Evaluation of consensus method for the culture of Burkholderia pseudomallei in soil samples from Laos

Background: We have previously shown that PCR following enrichment culture is the most sensitive method to detect Burkholderia pseudomallei in environmental samples. Here we report an evaluation of the published consensus method for the culture of B. pseudomallei from Lao soil in comparison with our conventional culture method and with PCR with or without prior broth enrichment. Methods: One hundred soil samples were collected from a field known to contain B. pseudomallei and processed by: (i) the conventional method, (ii-iii) the consensus method using media prepared in either Laos or Thailand, and (iv) the consensus method performed in Thailand, as well as by (v) PCR following direct extraction of DNA from soil and (vi) PCR following broth pre-enrichment. Results: The numbers of samples in which B. pseudomallei was detected were 42, 10, 7, 6, 6 and 84, respectively.
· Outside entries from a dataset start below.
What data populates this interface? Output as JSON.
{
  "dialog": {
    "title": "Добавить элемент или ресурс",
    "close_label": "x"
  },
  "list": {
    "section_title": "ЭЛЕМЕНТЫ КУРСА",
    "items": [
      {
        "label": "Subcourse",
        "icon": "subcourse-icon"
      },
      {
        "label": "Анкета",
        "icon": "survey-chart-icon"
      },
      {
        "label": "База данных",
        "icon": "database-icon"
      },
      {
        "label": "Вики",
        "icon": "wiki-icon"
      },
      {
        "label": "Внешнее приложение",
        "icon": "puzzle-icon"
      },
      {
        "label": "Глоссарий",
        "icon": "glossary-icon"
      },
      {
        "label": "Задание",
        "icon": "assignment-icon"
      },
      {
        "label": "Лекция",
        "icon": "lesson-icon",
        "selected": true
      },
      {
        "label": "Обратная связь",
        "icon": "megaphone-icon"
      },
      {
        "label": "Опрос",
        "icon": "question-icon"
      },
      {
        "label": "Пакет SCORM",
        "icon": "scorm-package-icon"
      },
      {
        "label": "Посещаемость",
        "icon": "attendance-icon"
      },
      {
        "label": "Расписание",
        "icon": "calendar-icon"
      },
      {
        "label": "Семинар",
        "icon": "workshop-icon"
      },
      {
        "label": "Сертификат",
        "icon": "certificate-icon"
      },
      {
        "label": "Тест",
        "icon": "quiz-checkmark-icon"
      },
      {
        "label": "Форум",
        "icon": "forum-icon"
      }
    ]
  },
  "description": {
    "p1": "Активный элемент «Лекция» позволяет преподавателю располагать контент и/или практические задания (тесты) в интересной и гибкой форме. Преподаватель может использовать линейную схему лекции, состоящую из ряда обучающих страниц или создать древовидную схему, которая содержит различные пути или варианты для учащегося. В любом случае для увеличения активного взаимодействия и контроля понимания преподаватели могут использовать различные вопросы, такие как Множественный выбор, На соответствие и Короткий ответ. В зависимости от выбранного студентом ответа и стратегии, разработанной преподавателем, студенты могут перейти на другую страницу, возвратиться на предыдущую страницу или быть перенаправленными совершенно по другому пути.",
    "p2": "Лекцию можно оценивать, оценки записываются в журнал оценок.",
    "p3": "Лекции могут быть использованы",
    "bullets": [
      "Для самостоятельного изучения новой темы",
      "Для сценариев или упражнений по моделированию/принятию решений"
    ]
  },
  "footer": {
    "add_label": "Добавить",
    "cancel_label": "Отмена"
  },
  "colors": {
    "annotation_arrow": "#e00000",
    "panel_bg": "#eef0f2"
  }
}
However, two samples were positive by the consensus method but negative by conventional culture, and one sample was negative by PCR following enrichment although B. pseudomallei was isolated by the conventional culture method. Conclusions/Discussion: The results show that no single method will detect all environmental samples that contain B. pseudomallei. People conducting environmental surveys for this organism should be aware of the possibility of false-negative results using the consensus culture method. An approach that entails screening using PCR after enrichment, followed by the evaluation of a range of different culture methods on PCR-positive samples to determine which works best in each setting, is recommended.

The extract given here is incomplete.